In 2018, professional consultants Deloitte and Withers were engaged to assist with remodelling the way that the ITTF does business. Through full models and financial understanding of our events and other worldwide properties, ITTF sought to understand the untapped commercial potential of table tennis. One key finding led to the idea of separation between the management of the professional and institutional structures of table tennis.

On 30 May 2019, ITTF announced the idea of World Table Tennis (WTT), a new commercial vehicle for table tennis. To launch WTT, the ITTF executive committee appointed a selection panel. The panel included ITTF President Thomas Weikert, ITTF Deputy President Khalil Al-Mohannadi, ITTF Executive Vice President for Finance Petra Sorling, ITTF CEO Steve Dainton, and ITTF Marketing Director Matthew Pound.

===Recent hires===

China News Service newsreel about the WTT, September 2024.

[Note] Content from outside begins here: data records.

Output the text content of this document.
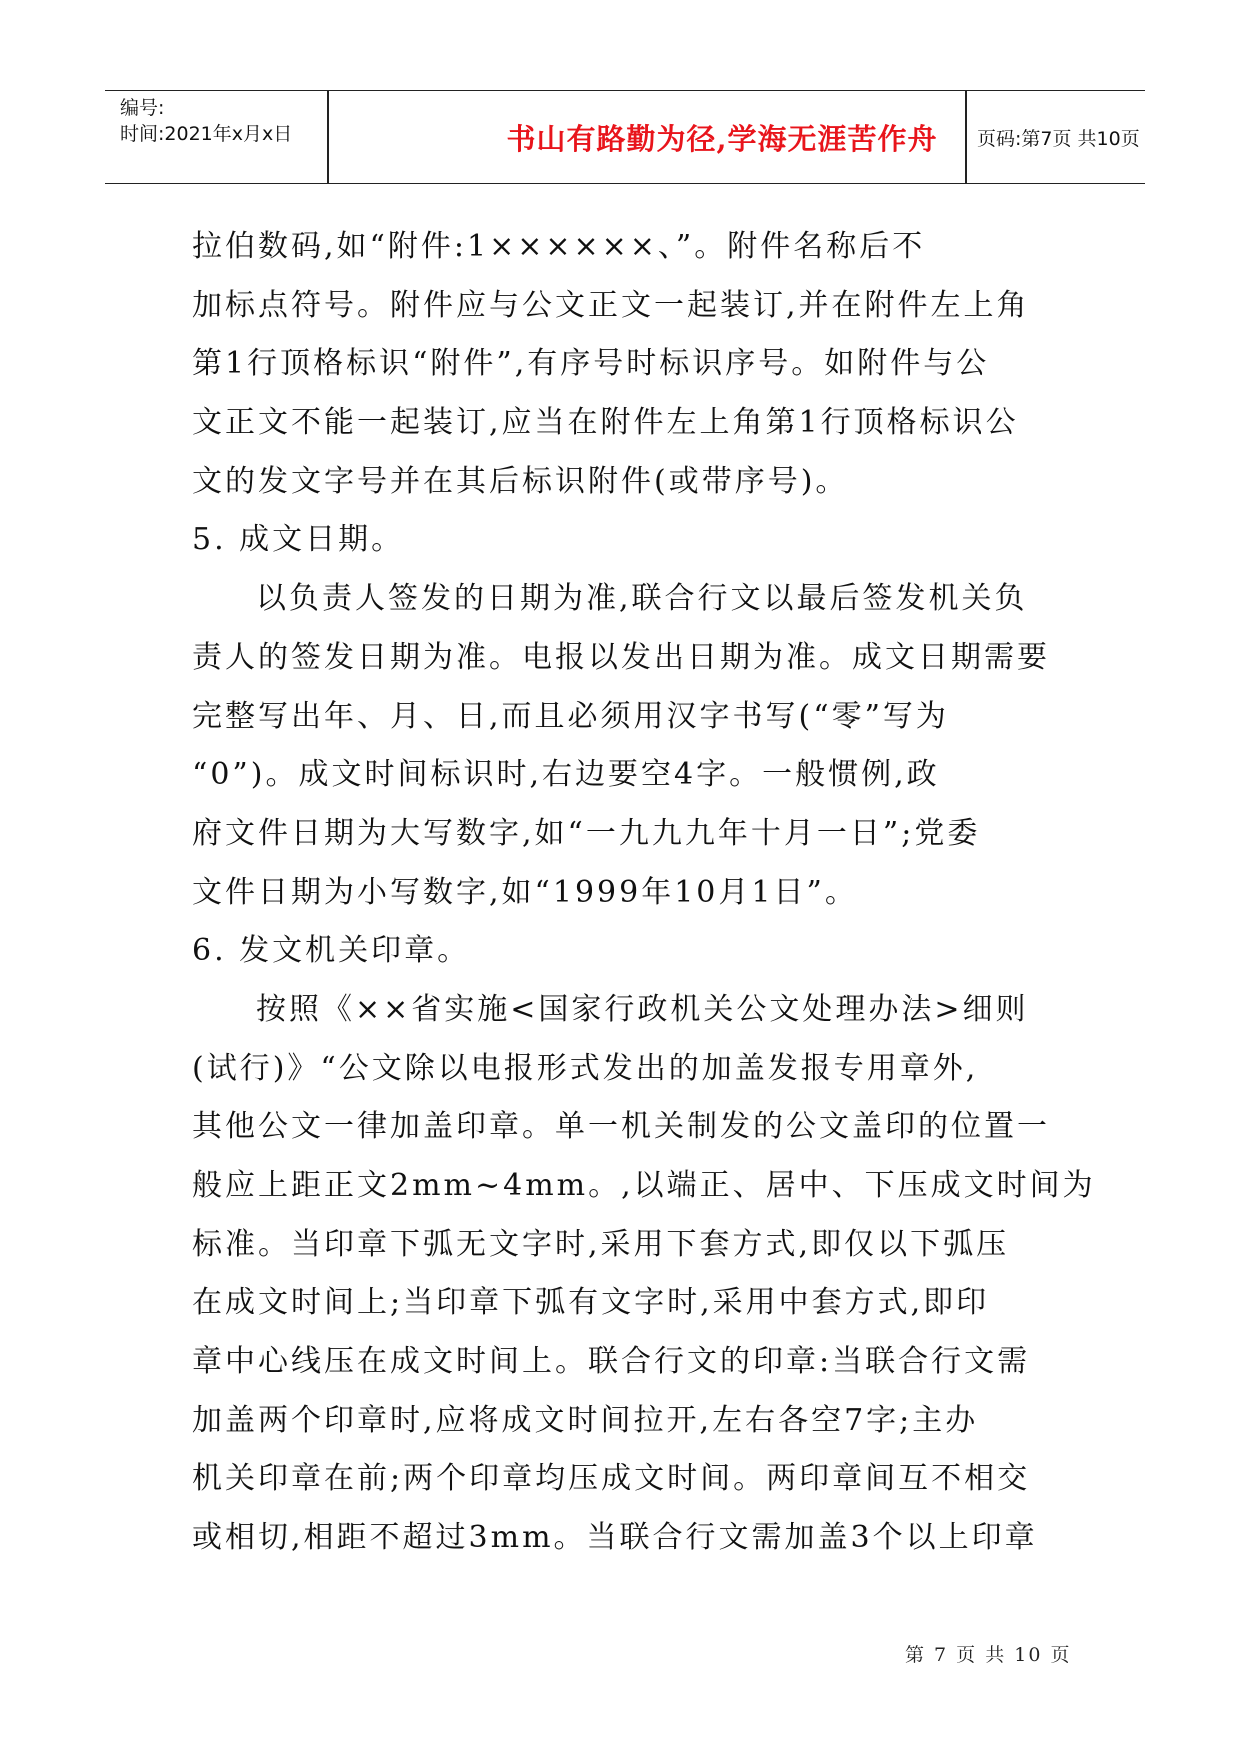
编号:
时间:2021年x月x日	书山有路勤为径,学海无涯苦作舟	页码:第7页 共10页
拉伯数码,如“附件:1××××××、”。附件名称后不
加标点符号。附件应与公文正文一起装订,并在附件左上角
第1行顶格标识“附件”,有序号时标识序号。如附件与公
文正文不能一起装订,应当在附件左上角第1行顶格标识公
文的发文字号并在其后标识附件(或带序号)。
5. 成文日期。
以负责人签发的日期为准,联合行文以最后签发机关负
责人的签发日期为准。电报以发出日期为准。成文日期需要
完整写出年、月、日,而且必须用汉字书写(“零”写为
“0”)。成文时间标识时,右边要空4字。一般惯例,政
府文件日期为大写数字,如“一九九九年十月一日”;党委
文件日期为小写数字,如“1999年10月1日”。
6. 发文机关印章。
按照《××省实施<国家行政机关公文处理办法>细则
(试行)》“公文除以电报形式发出的加盖发报专用章外,
其他公文一律加盖印章。单一机关制发的公文盖印的位置一
般应上距正文2mm~4mm。,以端正、居中、下压成文时间为
标准。当印章下弧无文字时,采用下套方式,即仅以下弧压
在成文时间上;当印章下弧有文字时,采用中套方式,即印
章中心线压在成文时间上。联合行文的印章:当联合行文需
加盖两个印章时,应将成文时间拉开,左右各空7字;主办
机关印章在前;两个印章均压成文时间。两印章间互不相交
或相切,相距不超过3mm。当联合行文需加盖3个以上印章
第 7 页 共 10 页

WTT also announced the hire of Philippe Le Floc’h, former Chief Commercial Officer at FIFA and marketing director at UEFA, as Senior Commercial Strategy Consultant, in line with WTT's aim to commercialise the sport. Shortly afterwards, Stephen Duckitt, who had 15 years of sports management experience, primarily with WTA and ATP, was announced as WTT Event Strategy Director.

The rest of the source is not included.